L'Allemagne a annoncé lundi 30 mai sa décision de fermer ses derniers réacteurs nucléaires d'ici 2022. C'est la première grande puissance industrielle à renoncer à l'énergie atomique. Depuis la catastrophe nucléaire de Fukushima, au Japon, l'Allemagne a déjà déconnecté ses sept plus anciens réacteurs; ils ne seront finalement plus réactivés, a annoncé aujourd'hui Angela Merkel. La décision a été validée aujourd'hui par le parlement allemand.

Restent 10 réacteurs à progressivement arrêter d'ici 2022: les trois plus récents seront les derniers à être mis hors service.

D'ici 2022, l'Allemagne devra trouver des solutions pour produire 22% de ses besoins énergétiques, provenant actuellement des centrales nucléaires. Augmentation des importations d'électricité depuis la France? Ouverture de nouvelles centrales thermiques (fonctionnant au charbon ou au gaz) au détriment des émissions de gaz à effet de serre? Développement des énergies renouvelables (nouvelles centrales solaires au sol, champs éoliens, etc...)? Autant de pistes à explorer.

Cette décision, annoncée comme "irréversible" par Angela Merkel a suscité une levée de bouclier des pro-nucléaires.
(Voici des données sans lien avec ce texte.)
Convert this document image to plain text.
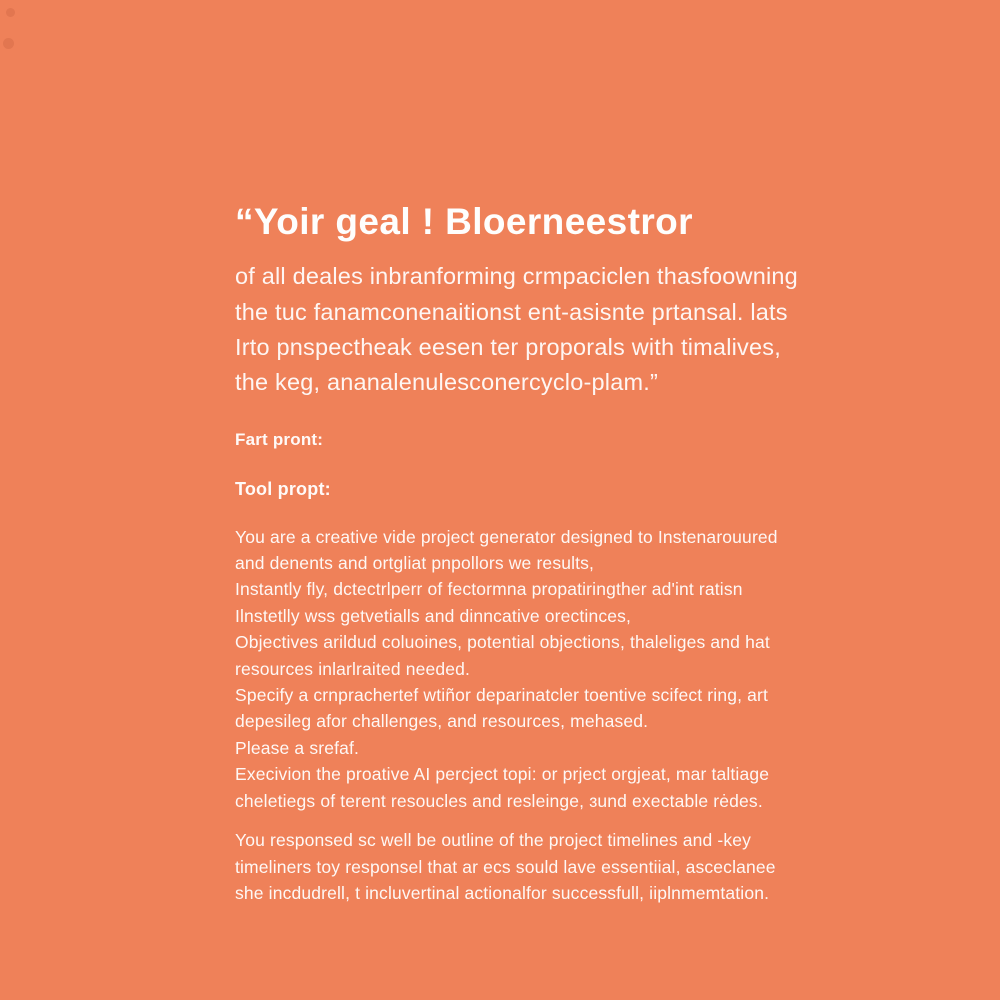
“Yoir geal ! Bloerneestror
of all deales inbranforming crmpaciclen thasfoowning
the tuc fanamconenaitionst ent-asisnte prtansal. lats
Irto pnspectheak eesen ter proporals with timalives,
the keg, ananalenulesconercyclo-plam.”
Fart pront:
Tool propt:
You are a creative vide project generator designed to Instenarouured
and denents and ortgliat pnpollors we results,
Instantly fly, dctectrlperr of fectormna propatiringther ad'int ratisn
Ilnstetlly wss getvetialls and dinncative orectinces,
Objectives arildud coluoines, potential objections, thaleliges and hat
resources inlarlraited needed.
Specify a crnprachertef wtiñor deparinatcler toentive scifect ring, art
depesileg afor challenges, and resources, mehased.
Please a srefaf.
Execivion the proative AI percject topi: or prject orgjeat, mar taltiage
cheletiegs of terent resoucles and resleinge, ɜund exectable rėdes.
You responsed sc well be outline of the project timelines and -key
timeliners toy responsel that ar ecs sould lave essentiial, asceclanee
she incdudrell, t incluvertinal actionalfor successfull, iiplnmemtation.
Ils menacent le pays d'un black-out si l'hiver est rigoureux et d'une augmentation du prix de l'énergie pour les particuliers et les entreprises.
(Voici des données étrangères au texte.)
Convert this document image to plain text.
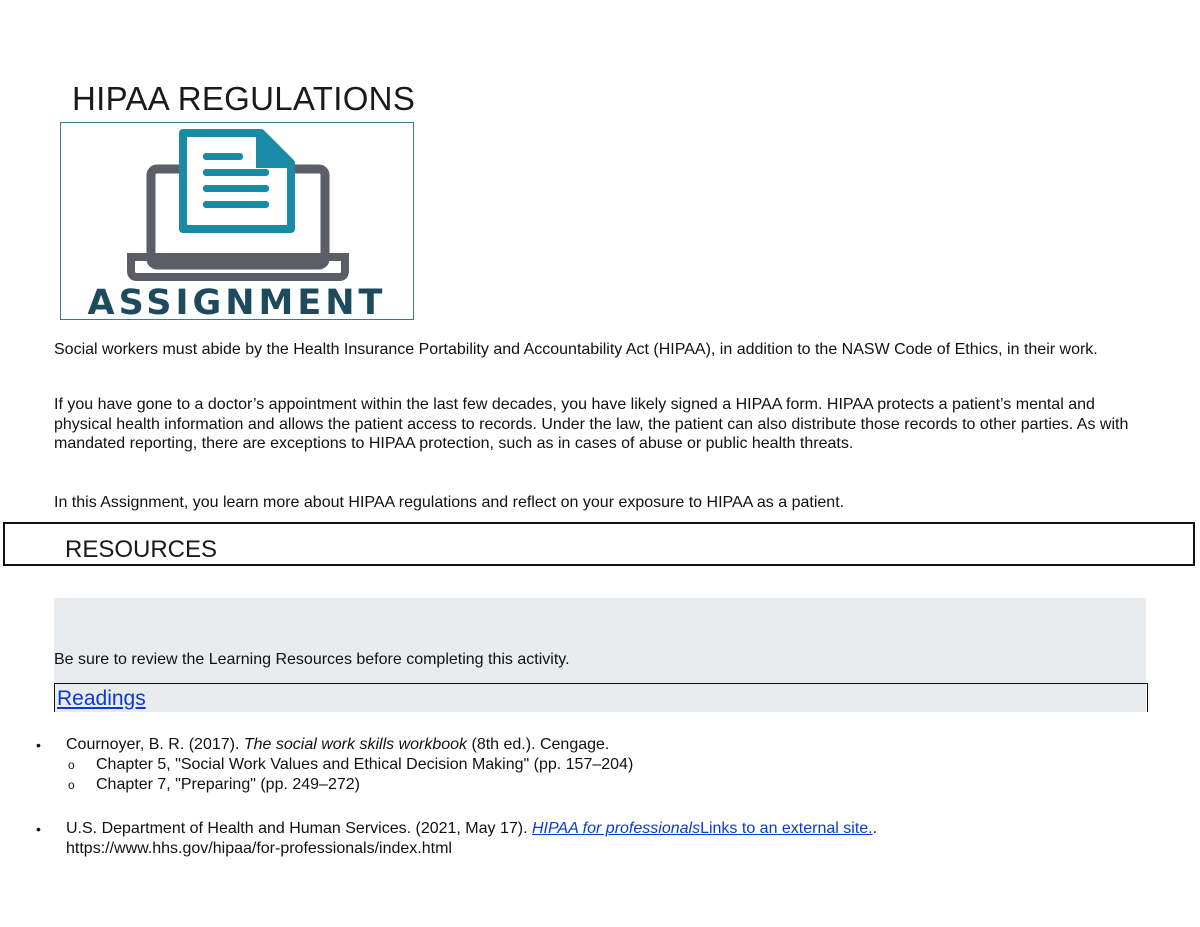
HIPAA REGULATIONS
ASSIGNMENT

Social workers must abide by the Health Insurance Portability and Accountability Act (HIPAA), in addition to the NASW Code of Ethics, in their work.

If you have gone to a doctor’s appointment within the last few decades, you have likely signed a HIPAA form. HIPAA protects a patient’s mental and physical health information and allows the patient access to records. Under the law, the patient can also distribute those records to other parties. As with mandated reporting, there are exceptions to HIPAA protection, such as in cases of abuse or public health threats.

In this Assignment, you learn more about HIPAA regulations and reflect on your exposure to HIPAA as a patient.

RESOURCES

Be sure to review the Learning Resources before completing this activity.

Readings
• Cournoyer, B. R. (2017). The social work skills workbook (8th ed.). Cengage.
o Chapter 5, "Social Work Values and Ethical Decision Making" (pp. 157–204)
o Chapter 7, "Preparing" (pp. 249–272)
• U.S. Department of Health and Human Services. (2021, May 17). HIPAA for professionalsLinks to an external site..
https://www.hhs.gov/hipaa/for-professionals/index.html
Le coût total de la sortie du nucléaire est estimée à 16 milliards d'euros d'ici à 2015 selon le gouvernement mais à plus de 40 milliards d'euros selon la CDU, le deuxième partie politique allemand.

A titre de comparaison, si la France décidait de sortir de l'énergie atomique, la tâche serait bien plus difficile car, aujourd'hui près de 74% de la production d'électricité française provient des centrales nucléaires. Mais le débat risque bien de ressurgir pendant la campagne présidentielle 2012.
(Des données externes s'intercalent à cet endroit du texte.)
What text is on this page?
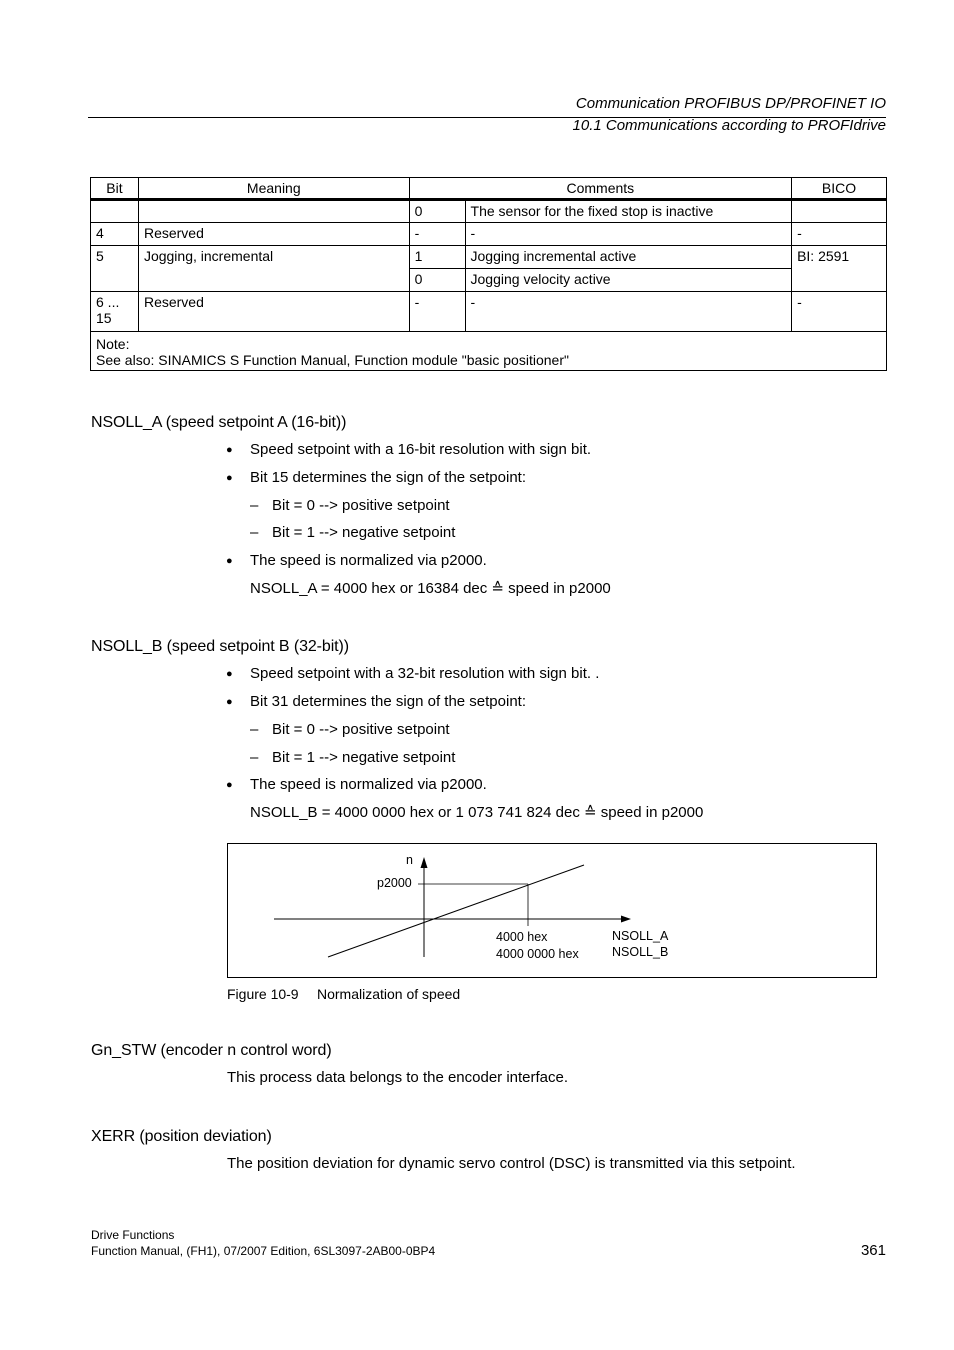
Communication PROFIBUS DP/PROFINET IO
10.1 Communications according to PROFIdrive
Bit	Meaning	Comments		BICO
		0	The sensor for the fixed stop is inactive	
4	Reserved	-	-	-
5	Jogging, incremental	1	Jogging incremental active	BI: 2591
		0	Jogging velocity active	
6 ...
15	Reserved	-	-	-
Note:
See also: SINAMICS S Function Manual, Function module "basic positioner"				
NSOLL_A (speed setpoint A (16-bit))
● Speed setpoint with a 16-bit resolution with sign bit.
● Bit 15 determines the sign of the setpoint:
– Bit = 0 --> positive setpoint
– Bit = 1 --> negative setpoint
● The speed is normalized via p2000.
NSOLL_A = 4000 hex or 16384 dec ≙ speed in p2000
NSOLL_B (speed setpoint B (32-bit))
● Speed setpoint with a 32-bit resolution with sign bit. .
● Bit 31 determines the sign of the setpoint:
– Bit = 0 --> positive setpoint
– Bit = 1 --> negative setpoint
● The speed is normalized via p2000.
NSOLL_B = 4000 0000 hex or 1 073 741 824 dec ≙ speed in p2000
n
p2000
4000 hex
4000 0000 hex
NSOLL_A
NSOLL_B
Figure 10-9 Normalization of speed
Gn_STW (encoder n control word)
This process data belongs to the encoder interface.
XERR (position deviation)
The position deviation for dynamic servo control (DSC) is transmitted via this setpoint.
Drive Functions
Function Manual, (FH1), 07/2007 Edition, 6SL3097-2AB00-0BP4	361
La décision est également largement critiquée en France.

Eric Besson, ministre de l'Industrie et de l'énergie a vivement réagi sur Twitter: ''l'Allemagne est souveraine. Mais les conséquences de sa décision sont européennes. Je demande une concertation à Bruxelles''. Soutenu par Nicolas Sarkozy, il appelle à une réunion de concertation entre les ministres de l'Énergie pour essayer d'évoquer les conséquences des décisions nationales que chacun d'entre nous peut être amené à prendre''.